We're all familiar with the ache of the previous day's workout. It can be difficult to know whether to push through this pain or whether to take some time to allow yourself to recover.
The first thing to say is make sure that you warm up, warm down and stretch! If you're reading this article, it may be too late for you, but warming up before a workout and warming down and stretching afterwards are crucial to prevent injury and reduce lactic acid build-up. If you do feel an ache, try warming up gently as this may ease the ache and allow you to proceed with the workout.
If after warming up, you are very much aching and don't have full range of motion I wouldn't train - you'd be better off doing core, upper body, steady state cardio or just having a day off. Depending on how you feel, you could substitute your workout for one that isn't working the aching muscles. Alternatively, if you're schedule allows, you could continue with your workout, safe in the knowledge that you can then take a few days to recover.
You also want to factor in whether you are experiencing aching muscles or overall fatigue.

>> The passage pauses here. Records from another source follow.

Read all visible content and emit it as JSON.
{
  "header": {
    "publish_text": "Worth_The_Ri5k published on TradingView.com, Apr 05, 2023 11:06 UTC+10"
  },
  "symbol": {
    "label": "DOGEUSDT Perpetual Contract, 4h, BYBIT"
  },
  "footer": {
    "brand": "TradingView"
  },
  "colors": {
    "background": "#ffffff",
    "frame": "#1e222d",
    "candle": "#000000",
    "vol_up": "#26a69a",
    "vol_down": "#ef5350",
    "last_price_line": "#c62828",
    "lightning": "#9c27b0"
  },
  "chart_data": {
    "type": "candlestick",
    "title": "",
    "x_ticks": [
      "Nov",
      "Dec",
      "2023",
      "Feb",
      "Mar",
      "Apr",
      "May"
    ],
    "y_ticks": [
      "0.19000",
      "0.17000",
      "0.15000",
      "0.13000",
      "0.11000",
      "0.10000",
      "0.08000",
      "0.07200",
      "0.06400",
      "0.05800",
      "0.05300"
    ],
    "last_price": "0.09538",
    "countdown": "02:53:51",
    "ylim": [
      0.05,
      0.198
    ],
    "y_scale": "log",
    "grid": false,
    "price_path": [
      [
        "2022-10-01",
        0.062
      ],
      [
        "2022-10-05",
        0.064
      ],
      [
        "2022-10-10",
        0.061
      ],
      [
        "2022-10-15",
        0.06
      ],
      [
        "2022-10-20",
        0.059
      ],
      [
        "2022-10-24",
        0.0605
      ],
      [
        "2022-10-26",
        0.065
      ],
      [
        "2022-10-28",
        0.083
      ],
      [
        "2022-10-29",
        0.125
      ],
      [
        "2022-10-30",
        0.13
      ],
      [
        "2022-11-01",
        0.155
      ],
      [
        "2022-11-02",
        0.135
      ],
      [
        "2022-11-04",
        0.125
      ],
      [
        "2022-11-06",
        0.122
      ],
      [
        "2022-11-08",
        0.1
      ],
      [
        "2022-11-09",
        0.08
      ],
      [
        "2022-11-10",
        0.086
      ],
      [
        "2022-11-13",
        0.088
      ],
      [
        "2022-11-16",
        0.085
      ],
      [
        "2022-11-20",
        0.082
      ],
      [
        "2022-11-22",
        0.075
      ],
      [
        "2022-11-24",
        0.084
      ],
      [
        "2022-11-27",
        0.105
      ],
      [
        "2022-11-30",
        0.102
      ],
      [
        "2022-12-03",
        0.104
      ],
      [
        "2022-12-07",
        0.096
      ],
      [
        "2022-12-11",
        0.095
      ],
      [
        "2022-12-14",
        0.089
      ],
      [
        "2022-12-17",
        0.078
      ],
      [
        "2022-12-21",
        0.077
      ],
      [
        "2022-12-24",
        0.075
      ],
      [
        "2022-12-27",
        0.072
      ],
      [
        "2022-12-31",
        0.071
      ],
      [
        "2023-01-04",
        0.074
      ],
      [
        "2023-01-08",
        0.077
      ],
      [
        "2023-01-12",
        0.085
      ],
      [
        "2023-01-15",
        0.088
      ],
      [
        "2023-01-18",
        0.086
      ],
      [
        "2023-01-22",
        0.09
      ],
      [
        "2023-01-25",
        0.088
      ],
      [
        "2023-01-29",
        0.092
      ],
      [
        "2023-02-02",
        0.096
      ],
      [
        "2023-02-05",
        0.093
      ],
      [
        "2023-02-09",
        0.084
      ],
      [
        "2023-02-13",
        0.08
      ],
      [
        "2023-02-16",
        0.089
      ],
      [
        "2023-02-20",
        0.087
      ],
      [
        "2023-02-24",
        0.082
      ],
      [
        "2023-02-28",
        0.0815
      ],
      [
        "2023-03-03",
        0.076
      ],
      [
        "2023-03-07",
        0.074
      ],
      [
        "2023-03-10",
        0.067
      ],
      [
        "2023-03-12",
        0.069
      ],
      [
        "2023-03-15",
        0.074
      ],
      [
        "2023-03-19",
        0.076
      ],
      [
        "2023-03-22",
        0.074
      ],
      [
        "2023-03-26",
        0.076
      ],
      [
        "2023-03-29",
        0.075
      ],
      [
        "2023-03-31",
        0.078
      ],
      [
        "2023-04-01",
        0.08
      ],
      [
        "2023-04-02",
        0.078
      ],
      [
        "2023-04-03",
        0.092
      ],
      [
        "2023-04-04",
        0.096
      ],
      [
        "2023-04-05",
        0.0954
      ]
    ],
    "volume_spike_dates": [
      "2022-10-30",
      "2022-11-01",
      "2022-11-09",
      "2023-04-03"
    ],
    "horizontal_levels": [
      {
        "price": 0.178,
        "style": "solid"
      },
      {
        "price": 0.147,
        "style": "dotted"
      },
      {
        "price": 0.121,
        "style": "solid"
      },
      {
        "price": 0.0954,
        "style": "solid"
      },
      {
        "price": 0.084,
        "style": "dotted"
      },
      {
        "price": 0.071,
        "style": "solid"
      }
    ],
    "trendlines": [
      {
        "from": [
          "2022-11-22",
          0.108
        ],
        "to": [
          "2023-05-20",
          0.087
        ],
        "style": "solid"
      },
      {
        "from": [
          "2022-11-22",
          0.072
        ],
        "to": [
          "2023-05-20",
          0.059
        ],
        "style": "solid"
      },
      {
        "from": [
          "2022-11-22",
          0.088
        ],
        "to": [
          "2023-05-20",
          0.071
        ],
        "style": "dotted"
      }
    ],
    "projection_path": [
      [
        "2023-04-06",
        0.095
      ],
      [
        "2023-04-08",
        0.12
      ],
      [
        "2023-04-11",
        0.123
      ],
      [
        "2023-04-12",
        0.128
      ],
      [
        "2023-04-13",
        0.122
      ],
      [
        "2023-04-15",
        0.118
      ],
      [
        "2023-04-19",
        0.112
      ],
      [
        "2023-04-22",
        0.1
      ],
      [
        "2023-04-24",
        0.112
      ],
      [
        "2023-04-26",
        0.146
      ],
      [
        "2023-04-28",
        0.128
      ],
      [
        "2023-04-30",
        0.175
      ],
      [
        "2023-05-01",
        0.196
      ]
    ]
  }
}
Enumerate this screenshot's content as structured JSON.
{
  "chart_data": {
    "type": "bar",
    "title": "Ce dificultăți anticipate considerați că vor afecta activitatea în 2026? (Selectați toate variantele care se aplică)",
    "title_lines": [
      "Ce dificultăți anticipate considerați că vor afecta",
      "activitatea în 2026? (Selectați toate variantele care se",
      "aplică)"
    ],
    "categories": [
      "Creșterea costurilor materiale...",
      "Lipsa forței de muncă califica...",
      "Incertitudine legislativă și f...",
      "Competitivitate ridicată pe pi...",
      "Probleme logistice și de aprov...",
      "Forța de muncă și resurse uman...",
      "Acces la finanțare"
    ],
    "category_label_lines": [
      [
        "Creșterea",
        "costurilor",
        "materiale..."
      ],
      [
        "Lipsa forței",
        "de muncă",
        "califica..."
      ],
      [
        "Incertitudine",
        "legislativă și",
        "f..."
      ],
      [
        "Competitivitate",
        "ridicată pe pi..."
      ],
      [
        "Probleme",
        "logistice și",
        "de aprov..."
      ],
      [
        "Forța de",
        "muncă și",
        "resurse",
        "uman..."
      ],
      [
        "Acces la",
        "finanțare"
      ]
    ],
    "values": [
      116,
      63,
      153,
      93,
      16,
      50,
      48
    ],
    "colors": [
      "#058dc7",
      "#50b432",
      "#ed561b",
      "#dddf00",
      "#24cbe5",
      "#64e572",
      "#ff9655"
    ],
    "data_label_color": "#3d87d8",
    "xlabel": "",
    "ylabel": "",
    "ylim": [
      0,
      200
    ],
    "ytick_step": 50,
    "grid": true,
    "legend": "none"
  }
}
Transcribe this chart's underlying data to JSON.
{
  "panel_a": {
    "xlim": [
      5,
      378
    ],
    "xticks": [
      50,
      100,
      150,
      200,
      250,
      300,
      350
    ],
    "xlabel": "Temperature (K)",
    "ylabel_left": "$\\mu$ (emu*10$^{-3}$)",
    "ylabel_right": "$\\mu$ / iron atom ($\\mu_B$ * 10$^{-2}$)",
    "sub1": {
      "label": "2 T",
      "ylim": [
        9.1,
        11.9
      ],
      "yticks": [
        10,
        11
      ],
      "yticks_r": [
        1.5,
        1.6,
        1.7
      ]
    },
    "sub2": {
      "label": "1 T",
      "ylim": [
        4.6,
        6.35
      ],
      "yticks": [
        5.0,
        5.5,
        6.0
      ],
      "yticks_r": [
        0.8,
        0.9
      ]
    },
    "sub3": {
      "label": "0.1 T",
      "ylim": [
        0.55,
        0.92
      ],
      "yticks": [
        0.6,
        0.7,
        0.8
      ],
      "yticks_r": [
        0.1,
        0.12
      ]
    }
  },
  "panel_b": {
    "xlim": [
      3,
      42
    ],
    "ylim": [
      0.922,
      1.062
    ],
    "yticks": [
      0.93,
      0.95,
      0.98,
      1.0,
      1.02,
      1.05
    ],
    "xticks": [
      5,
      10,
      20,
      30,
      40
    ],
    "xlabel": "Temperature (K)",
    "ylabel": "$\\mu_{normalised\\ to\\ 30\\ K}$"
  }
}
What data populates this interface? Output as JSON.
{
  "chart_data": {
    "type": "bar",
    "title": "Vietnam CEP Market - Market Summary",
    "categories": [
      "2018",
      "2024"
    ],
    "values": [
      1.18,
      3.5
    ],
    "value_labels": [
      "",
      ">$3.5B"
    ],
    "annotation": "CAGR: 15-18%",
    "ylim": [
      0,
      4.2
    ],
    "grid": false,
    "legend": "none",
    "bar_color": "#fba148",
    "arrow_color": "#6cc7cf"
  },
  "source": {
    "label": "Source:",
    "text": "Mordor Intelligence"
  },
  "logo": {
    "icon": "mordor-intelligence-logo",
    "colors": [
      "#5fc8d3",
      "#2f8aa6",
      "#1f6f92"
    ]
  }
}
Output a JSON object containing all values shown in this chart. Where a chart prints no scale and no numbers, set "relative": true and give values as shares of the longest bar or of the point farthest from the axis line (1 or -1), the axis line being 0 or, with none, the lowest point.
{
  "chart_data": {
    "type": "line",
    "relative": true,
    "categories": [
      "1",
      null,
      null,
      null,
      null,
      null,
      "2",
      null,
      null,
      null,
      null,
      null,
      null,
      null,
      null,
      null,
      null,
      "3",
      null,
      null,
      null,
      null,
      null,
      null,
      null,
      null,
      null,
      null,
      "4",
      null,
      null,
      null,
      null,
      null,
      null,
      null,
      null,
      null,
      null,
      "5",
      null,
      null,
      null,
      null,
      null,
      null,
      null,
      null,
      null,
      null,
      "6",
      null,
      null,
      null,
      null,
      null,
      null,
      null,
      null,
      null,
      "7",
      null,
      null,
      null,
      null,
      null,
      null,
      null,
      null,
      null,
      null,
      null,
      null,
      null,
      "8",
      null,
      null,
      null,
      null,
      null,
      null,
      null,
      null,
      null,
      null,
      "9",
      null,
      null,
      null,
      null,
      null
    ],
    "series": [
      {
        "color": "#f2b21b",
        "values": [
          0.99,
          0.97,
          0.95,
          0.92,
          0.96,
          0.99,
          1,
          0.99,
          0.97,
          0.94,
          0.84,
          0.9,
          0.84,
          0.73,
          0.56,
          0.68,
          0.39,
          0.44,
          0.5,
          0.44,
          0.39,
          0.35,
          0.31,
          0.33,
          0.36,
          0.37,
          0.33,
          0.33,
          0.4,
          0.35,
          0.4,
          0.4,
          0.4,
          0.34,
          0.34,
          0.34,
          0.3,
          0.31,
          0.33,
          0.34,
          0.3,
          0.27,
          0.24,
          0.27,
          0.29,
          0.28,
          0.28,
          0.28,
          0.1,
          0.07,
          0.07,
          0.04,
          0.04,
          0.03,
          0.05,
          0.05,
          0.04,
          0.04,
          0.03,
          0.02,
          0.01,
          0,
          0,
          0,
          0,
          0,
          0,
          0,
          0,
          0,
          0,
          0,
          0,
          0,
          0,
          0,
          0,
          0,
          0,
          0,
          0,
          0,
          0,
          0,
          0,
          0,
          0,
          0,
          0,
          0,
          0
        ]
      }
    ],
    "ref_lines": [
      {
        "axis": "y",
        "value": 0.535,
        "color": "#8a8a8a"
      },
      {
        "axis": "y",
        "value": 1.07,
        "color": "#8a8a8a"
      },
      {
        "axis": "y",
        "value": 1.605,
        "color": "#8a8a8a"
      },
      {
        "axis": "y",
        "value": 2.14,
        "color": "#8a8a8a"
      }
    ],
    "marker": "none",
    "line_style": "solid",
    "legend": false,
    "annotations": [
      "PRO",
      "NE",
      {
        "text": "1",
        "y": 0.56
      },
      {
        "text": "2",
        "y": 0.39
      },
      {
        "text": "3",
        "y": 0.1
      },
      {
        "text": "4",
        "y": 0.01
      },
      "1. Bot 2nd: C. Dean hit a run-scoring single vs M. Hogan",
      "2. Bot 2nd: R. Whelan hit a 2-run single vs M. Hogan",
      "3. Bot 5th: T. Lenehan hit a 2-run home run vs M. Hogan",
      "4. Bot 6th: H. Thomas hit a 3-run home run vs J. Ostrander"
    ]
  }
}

You won't directly damage your muscles by continuing to train on aching muscles, the harm would come either from driving yourself into fatigue. or working tired muscles through movements that need full ability, for example you might not want to do a jumping workout on tired legs.
Ultimately, the decision is yours. You should listen to your body and, as you continue to train, you will become familiar with the aches that come with a tough workout and be able to recognise when the pain you're feeling isn't quite right.